Gathering, refining, implementing, testing and using requirements to manage a project is a collaborative process involving many people. Collaboration without a defined process can lead to chaos. However, following a process without automation is labor intensive.

Requirements management is an integral part of the development process that also includes system analysis and software design. Several tools are available to manage requirements including Rational Software's Requisite Pro, Telelogic's DOORs and Excel Software's WinA&D product. WinA&D combines requirements management with structured analysis and design, object-oriented methods and notations like UML, data modeling for database systems, code generation and reengineering. Screens from WinA&D shown below illustrate the automation of requirements management.

An automated tool can enforce a structure on requirement entries and make it easy to comply by just filling in the blanks. The fields in that structure should be configurable by the user including allowable selections and data types of each field. Some fields like Author and Date can be automatically defaulted to reduce data entry time.

Requirement information should be viewable as standard or user-definable views and queries as illustrated in the Requirement Matrix below. Views determine what fields are shown in each column and their order. Queries define the selection criteria to determine which requirements are shown. By choosing a specific view and query, different users can precisely access the data they need.

For example, system analysts and software architects will mostly be concerned with requirements in the Propose or Approved state so they'll use views and queries to reflect that. The project manager can view each requirement name and its priority, summary, status, estimated effort and whom it's assigned to. That subset of information can be extracted to a scheduling program or edited to balance the workload of team members. Software designers and programmers can narrow their view to those requirement entries in a specific namespace reflecting the functional area they're working on or to those requirements specifically assigned to them. Programmers can move requirements from the Approved to Implemented state. Testers can view and focus their effort on requirements assigned to them and as completed, change the status to Validated.

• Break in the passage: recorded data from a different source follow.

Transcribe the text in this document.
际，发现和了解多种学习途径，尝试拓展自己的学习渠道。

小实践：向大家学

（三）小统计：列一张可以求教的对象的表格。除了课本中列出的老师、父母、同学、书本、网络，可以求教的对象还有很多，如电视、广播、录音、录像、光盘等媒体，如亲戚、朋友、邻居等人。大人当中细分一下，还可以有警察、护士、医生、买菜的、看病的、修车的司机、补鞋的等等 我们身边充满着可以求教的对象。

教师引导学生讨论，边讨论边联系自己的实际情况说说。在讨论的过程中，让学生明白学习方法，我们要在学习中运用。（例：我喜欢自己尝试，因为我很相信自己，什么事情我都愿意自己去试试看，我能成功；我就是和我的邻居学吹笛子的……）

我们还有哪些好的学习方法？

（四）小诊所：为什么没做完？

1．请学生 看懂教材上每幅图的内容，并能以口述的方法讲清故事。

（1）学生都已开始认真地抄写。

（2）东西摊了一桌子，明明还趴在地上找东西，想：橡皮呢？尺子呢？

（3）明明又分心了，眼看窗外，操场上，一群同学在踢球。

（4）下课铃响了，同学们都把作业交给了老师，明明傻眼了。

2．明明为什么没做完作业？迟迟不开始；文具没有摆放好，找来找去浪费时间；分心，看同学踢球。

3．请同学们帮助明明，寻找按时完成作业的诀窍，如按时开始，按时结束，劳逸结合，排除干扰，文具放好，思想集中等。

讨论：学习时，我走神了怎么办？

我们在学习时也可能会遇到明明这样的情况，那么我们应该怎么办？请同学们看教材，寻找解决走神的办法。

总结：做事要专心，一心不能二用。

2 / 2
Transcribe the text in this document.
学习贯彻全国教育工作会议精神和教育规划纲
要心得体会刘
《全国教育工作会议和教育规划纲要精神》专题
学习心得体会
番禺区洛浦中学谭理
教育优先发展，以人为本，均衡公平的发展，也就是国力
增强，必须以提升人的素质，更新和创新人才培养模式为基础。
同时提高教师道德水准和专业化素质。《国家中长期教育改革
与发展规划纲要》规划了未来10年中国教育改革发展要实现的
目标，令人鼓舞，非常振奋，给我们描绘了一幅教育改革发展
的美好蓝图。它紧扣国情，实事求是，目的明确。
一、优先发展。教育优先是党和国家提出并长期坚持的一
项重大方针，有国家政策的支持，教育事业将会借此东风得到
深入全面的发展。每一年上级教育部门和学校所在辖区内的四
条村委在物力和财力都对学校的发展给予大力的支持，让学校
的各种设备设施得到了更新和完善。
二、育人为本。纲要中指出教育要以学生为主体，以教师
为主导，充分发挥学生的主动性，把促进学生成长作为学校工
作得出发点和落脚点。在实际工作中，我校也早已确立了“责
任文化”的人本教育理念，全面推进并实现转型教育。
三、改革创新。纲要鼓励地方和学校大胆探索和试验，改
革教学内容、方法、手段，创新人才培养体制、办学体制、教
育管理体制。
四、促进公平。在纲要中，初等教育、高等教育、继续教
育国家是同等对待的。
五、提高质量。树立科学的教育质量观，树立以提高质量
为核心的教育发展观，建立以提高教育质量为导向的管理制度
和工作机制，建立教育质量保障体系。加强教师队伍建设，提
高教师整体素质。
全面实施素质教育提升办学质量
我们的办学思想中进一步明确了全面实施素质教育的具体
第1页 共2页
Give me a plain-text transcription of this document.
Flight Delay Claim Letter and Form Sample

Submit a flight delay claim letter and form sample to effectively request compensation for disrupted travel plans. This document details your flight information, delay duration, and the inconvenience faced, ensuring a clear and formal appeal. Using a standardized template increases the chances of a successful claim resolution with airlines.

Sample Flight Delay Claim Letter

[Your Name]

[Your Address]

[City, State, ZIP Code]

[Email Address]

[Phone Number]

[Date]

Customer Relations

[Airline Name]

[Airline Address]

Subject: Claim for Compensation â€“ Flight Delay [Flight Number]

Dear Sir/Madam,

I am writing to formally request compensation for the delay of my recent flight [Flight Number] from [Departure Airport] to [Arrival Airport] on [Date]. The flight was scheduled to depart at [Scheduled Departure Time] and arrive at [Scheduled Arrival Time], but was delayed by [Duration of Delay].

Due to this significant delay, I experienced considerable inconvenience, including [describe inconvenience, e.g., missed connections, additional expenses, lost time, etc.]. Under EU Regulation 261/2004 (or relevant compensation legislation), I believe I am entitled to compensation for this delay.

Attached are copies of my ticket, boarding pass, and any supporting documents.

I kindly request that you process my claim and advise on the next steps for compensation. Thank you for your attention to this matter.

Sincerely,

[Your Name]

In addition to displaying the precise information needed by each person, an automated tool makes that information exportable, importable, printable and reportable using built-in customizable features. For example, WinA&D includes a built-in scriptable reporting engine with full access to requirements, graphic analysis and design models, text specifications, dictionary information, code files and test procedures. Choose from dozens of standard reports or create customized reports with full control over the content and format.

Notice that the automation has not only enforced a disciplined, streamlined process where requirements flow through predefined states, but it's also reduced the effort of getting updated project status. At any instant, the project manager can generate a formatted project report that reflects the current status of the project and highlights areas that need attention.

Summary
Requirements are an integral part of the development proces connected through traceability with marketing specifications, analysis diagrams, design models, code files, test procedures and virtually every other project deliverable. The structure of product requirements usually lends itself well to organizing the design, implementation and test activities that follow. The mapping between system requirements and product requirements and between product requirements and design, implementation and test procedures will help ensure complete coverage and eliminate overlap.

Each member of the development team uses a different subset of the requirement's information to do his or her job. An automated tool like WinA&D makes that information easily accessible through custom views and queries, user defined entry dialogs and scriptable HTML reports.

Given the leveraging aspect of the requirement's foundation, a good set of requirements is your best weapon in controlling project quality, cost and schedule. Automated tools enforce a disciplined, streamlined process on that effort.